A (não) transição dos contratos de arrendamento para habitação no “Mais Habitação” e a compensação aos senhorios;

A (não) transição dos contratos de arrendamento para habitação no “Mais Habitação” e a compensação aos senhorios

A possibilidade de transição para o Novo Regime do Arrendamento Urbano (NRAU) dos contratos de arrendamento habitacionais celebrados antes da vigência do RAU foi criada em 2012, pela Lei n.º 31/2012, de 14 de agosto. Tal possibilidade teve como principal objetivo o de equilibrar o mercado de arrendamento, tentando terminar com as limitações do regime legal em vigor antes do Regime do Arrendamento Urbano (RAU), sejam as limitações ao nível do valor da renda e suas atualizações, seja o regime legal do próprio contrato de arrendamento. O objetivo era o de fazer jus ao princípio da liberdade contratual, ao respeito pelas relações contratuais como relações de encontro de vontades, afastando as imposições, tantas vezes desajustadas, aos contratos. O procedimento criado tinha início com uma comunicação do senhorio ao arrendatário, na qual aquele dava conhecimento da sua pretensão de fazer transitar o contrato para o NRAU, bem como da sua intenção de atualizar o valor da renda. O mecanismo foi, em prol da segurança jurídica, sofrendo ajustes quanto ao conteúdo das comunicações. Foi também sendo alvo de alterações no que respeita ao período de tempo após o qual o contrato de arrendamento, uma vez verificados todos os pressupostos legais, transitaria para o NRAU. Assim, a Lei n.º 31/2012 começou por indicar que o contrato transitaria para o novo regime ao fim de 5 anos e, em caso de oposição do arrendatário, ao fim de mais 2 anos, ou seja, no total 7 anos. Assim, para quem teria iniciado o procedimento da tentativa de transição para o NRAU e atualização extraordinária do valor da renda, no ano de 2012, a transição poderia ocorrer, em caso de acordo, em 2017 ou, no silêncio do arrendatário ou com a sua oposição, em 2019.

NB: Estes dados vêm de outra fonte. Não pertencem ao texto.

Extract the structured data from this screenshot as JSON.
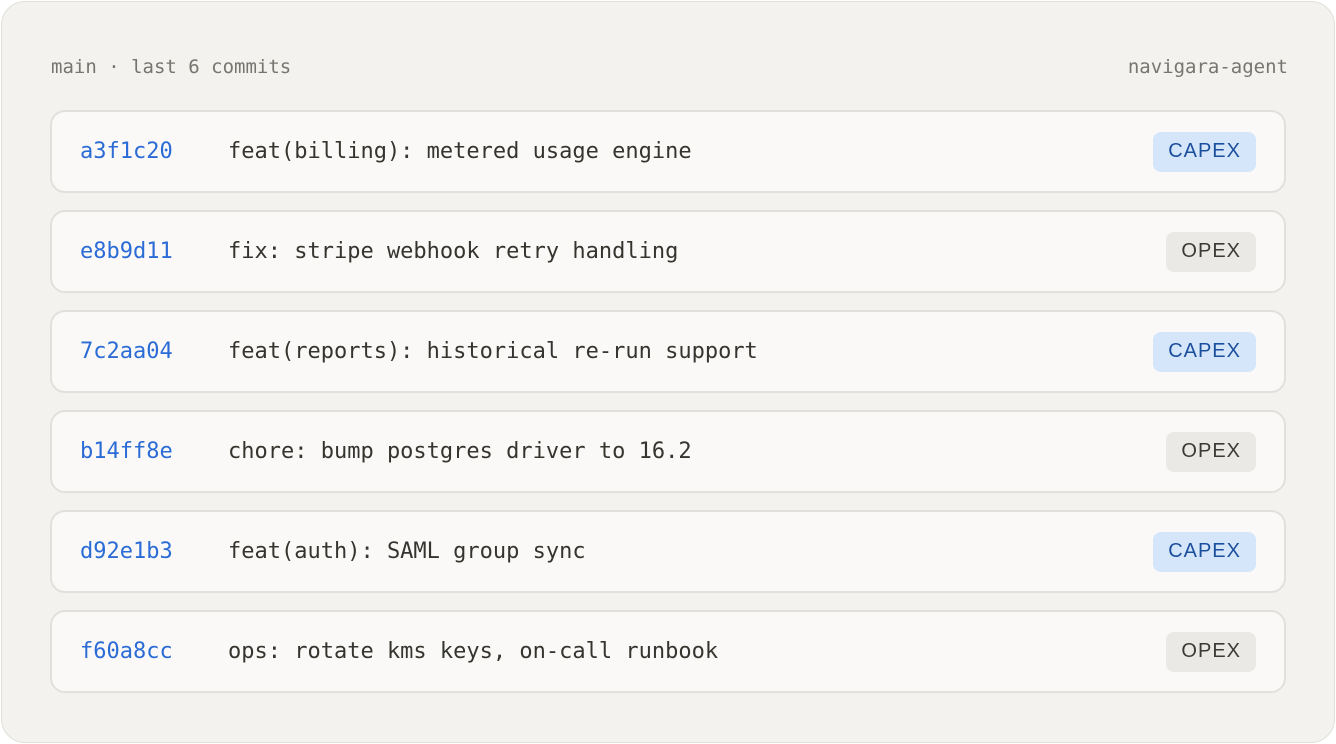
{
  "header": {
    "branch_label": "main · last 6 commits",
    "agent_label": "navigara-agent"
  },
  "commits": [
    {
      "hash": "a3f1c20",
      "message": "feat(billing): metered usage engine",
      "category": "CAPEX"
    },
    {
      "hash": "e8b9d11",
      "message": "fix: stripe webhook retry handling",
      "category": "OPEX"
    },
    {
      "hash": "7c2aa04",
      "message": "feat(reports): historical re-run support",
      "category": "CAPEX"
    },
    {
      "hash": "b14ff8e",
      "message": "chore: bump postgres driver to 16.2",
      "category": "OPEX"
    },
    {
      "hash": "d92e1b3",
      "message": "feat(auth): SAML group sync",
      "category": "CAPEX"
    },
    {
      "hash": "f60a8cc",
      "message": "ops: rotate kms keys, on-call runbook",
      "category": "OPEX"
    }
  ],
  "colors": {
    "hash": "#2b6bd6",
    "capex_bg": "#d5e6fb",
    "capex_text": "#1b4f9c",
    "opex_bg": "#ebe9e5",
    "opex_text": "#3b3a35"
  }
}
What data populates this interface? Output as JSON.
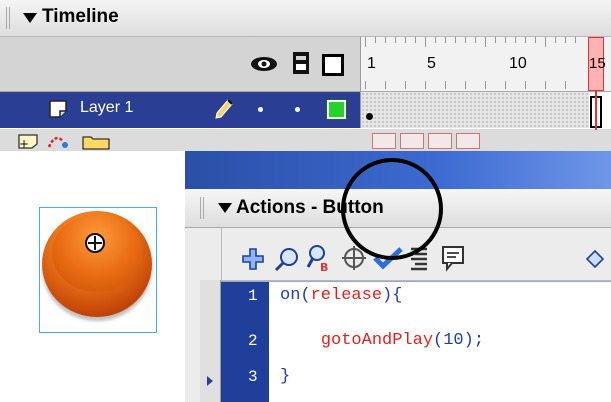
{
  "timeline": {
    "title": "Timeline",
    "ruler_labels": [
      "1",
      "5",
      "10"
    ],
    "playhead_frame": "15",
    "layer": {
      "name": "Layer 1",
      "color": "#27d32b"
    }
  },
  "actions_panel": {
    "title": "Actions - Button",
    "code_lines": [
      {
        "num": "1",
        "parts": [
          {
            "t": "on(",
            "c": "kw"
          },
          {
            "t": "release",
            "c": "red"
          },
          {
            "t": "){",
            "c": "kw"
          }
        ]
      },
      {
        "num": "2",
        "parts": [
          {
            "t": "    ",
            "c": "kw"
          },
          {
            "t": "gotoAndPlay",
            "c": "red"
          },
          {
            "t": "(10);",
            "c": "kw"
          }
        ]
      },
      {
        "num": "3",
        "parts": [
          {
            "t": "}",
            "c": "kw"
          }
        ]
      }
    ]
  },
  "icons": {
    "timeline": [
      "eye-icon",
      "lock-icon",
      "outline-square-icon",
      "pencil-icon",
      "add-layer-icon",
      "add-motion-guide-icon",
      "insert-folder-icon"
    ],
    "actions_toolbar": [
      "add-statement-icon",
      "find-icon",
      "replace-icon",
      "target-path-icon",
      "check-syntax-icon",
      "auto-format-icon",
      "code-hint-icon",
      "debug-options-icon"
    ]
  },
  "colors": {
    "accent_blue": "#2a3f93",
    "button_orange": "#f07a1a",
    "code_red": "#e02020",
    "selection_blue": "#3fb2e8"
  }
}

Ora, em 2017, através da Lei n.º 43/2017, de 14 de junho, aquele prazo de 5 anos veio a ser redefinido passando a ser de 8 anos e aquele período de 2 anos passou a ser de 5 anos. Assim, em 2017, passamos a ter uma transição para o NRAU apenas após 8 anos (em vez de 5) e, em caso de silêncio ou oposição do arrendatário, acrescia mais 5 anos, totalizando assim, 13 anos, em vez dos anteriores 7 anos. Considerando um senhorio que terá iniciado o procedimento de tentativa de transição em 2012, o mesmo apenas seria completado em 2019 ou, no silêncio ou falta de acordo do arrendatário, em 2024. Mas eis que em 2020, o período que então era de 8 anos mais 5 anos, voltou a ser alterado através da Lei n.º 2/2020, de 31 de março, passando a contemplar-se 10 anos (primeiro período - 2022) e 5 anos (no caso de silêncio ou oposição do arrendatário - 2027).
Voltando ao mesmo senhorio que iniciou o procedimento em 2012 e tinha a expectativa que, no limite, veria o contrato de arrendamento transitado para o NRAU em 2019, viu tal expectativa ser prorrogada para 2024 e, posteriormente, para 2027.
Pelo meio, ainda se assistiu a uma suspensão da contagem destes prazos, com a Lei n.º 12/2022, de 27 de junho que aprovou o Orçamento de Estado para 2022, mantendo-se, porém, a possibilidade de atualização da renda.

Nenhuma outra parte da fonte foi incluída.